- Born: 30 August 1966 (age 59) Derry, Northern Ireland
- Genres: Pop; synthpop; dance;
- Occupation: Musician
- Instruments: Vocals; keyboards; guitar;
- Years active: 1982–present
- Label: Magnet
- Member of: D:Ream
- Formerly of: Tie the Boy; Shane;

= Peter Cunnah =

British musician (born 1966)

Peter Cunnah (born 30 August 1966) is a Northern Irish musician and lead singer of the dance-pop duo D:Ream.

== D:Ream ==

Prior to forming D:Ream, he was lead guitarist with Belfast-based band Tie the Boy, who formed in 1982 and were briefly signed to the Mother Records label, owned by U2. When that deal foundered soon after the band's move from Belfast to London, in-fighting amongst the members led rapidly to its split.

Finding himself in the heart of London's clubland, Cunnah, already a producer, originally conceived D:Ream as a way of re-using songs from his previous band. With little by way of support in London, he teamed up with DJ Al Mackenzie on a series of dance records by a 'faceless' dance act which would be fronted live and on-record by a diva, leaving Cunnah free to concentrate on songwriting and production and Mackenzie on building a DJ reputation.

However, after a live date when Cunnah stepped up to sing, he found himself enjoying the experience and rapidly remodelled the D:Ream concept around his own vocals.
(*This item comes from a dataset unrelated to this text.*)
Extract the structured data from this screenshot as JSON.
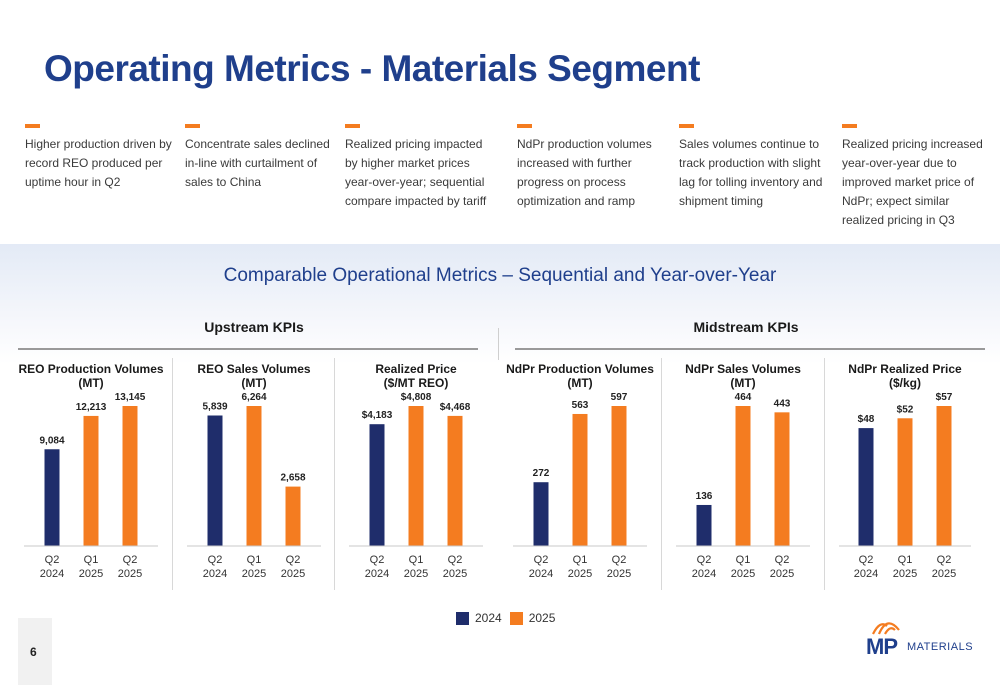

Initially performing as a duo, they received acclaim in clubs and found management and record and publishing deals.

== Solo work ==
Cunnah subsequently developed solo and collaborative material while working as a writer and producer behind the scenes, including singles and album tracks for the pop groups Steps and A1. He sang lead vocals on Chicane's 2003 single "Love on the Run", which reached No.33 in the United Kingdom and No.43 in Ireland. A song cowritten by Cunnah for Australian singer Sophie Monk, "Come My Way", was subsequently covered by Japanese singer Namie Amuro and used as an opening song for the anime InuYasha.
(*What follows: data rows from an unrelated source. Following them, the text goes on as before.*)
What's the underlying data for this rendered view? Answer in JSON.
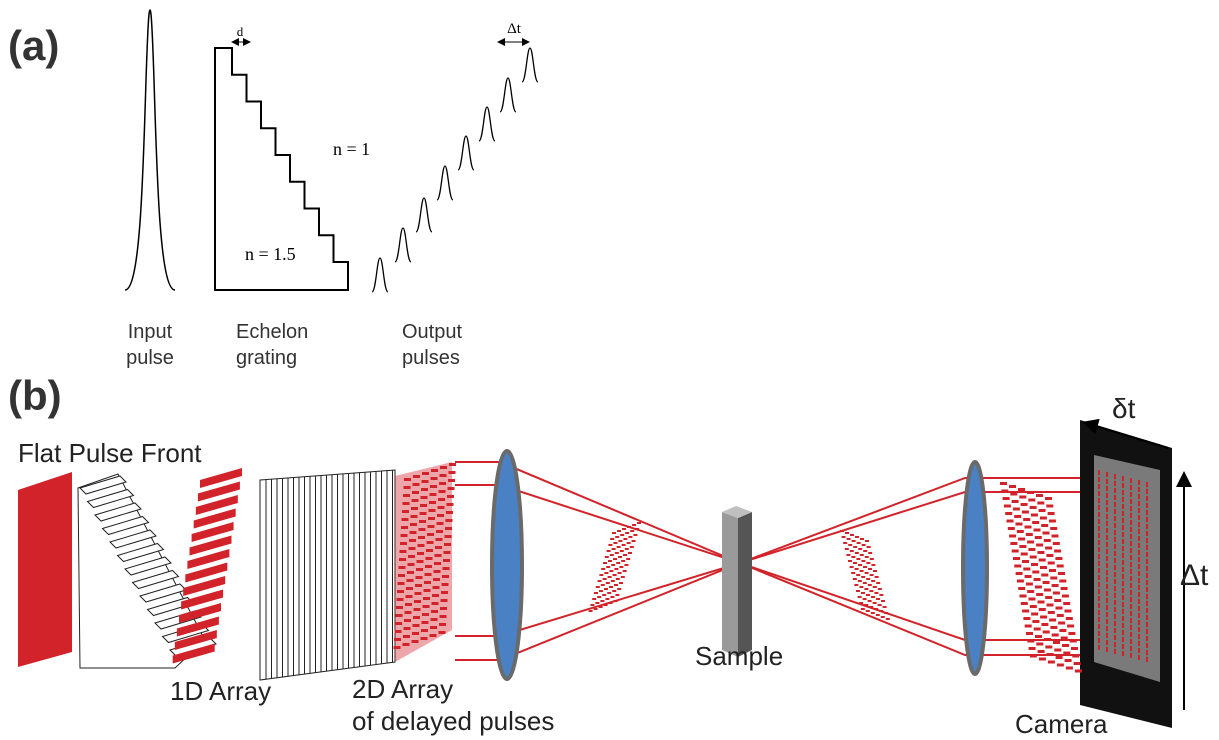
{
  "panel_a": {
    "label": "(a)",
    "input_pulse": [
      "Input",
      "pulse"
    ],
    "echelon_grating": [
      "Echelon",
      "grating"
    ],
    "output_pulses": [
      "Output",
      "pulses"
    ],
    "n_air": "n = 1",
    "n_glass": "n = 1.5",
    "step_width": "d",
    "delay": "Δt"
  },
  "panel_b": {
    "label": "(b)",
    "flat_pulse_front": "Flat Pulse Front",
    "array_1d": "1D Array",
    "array_2d": [
      "2D Array",
      "of delayed pulses"
    ],
    "sample": "Sample",
    "camera": "Camera",
    "camera_width": "δt",
    "camera_height": "Δt"
  }
}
Cunnah returned to live performances with guitar-based band Shane, whose debut single "The Weight of This" was released in May 2006. Shane sees Cunnah going back to his roots. He has two old friends in the band – Paul Greendale on guitar and Mark Roberts on drums. Cunnah knew Roberts from their time in the rock band Tie The Boy. Cunnah has also produced the YouTube star Ben Kelly, a contestant on The Voice UK.

== Personal life ==
In 2026, it was reported by BBC News that Cunnah had met his biological father, Patrick Hanna, after a decades-long search for his birth parents. The report also stated that he met his half-brother, musician Stuart Zender, a former bass player with Jamiroquai, and his half-sister, singer and songwriter Philippa Hanna.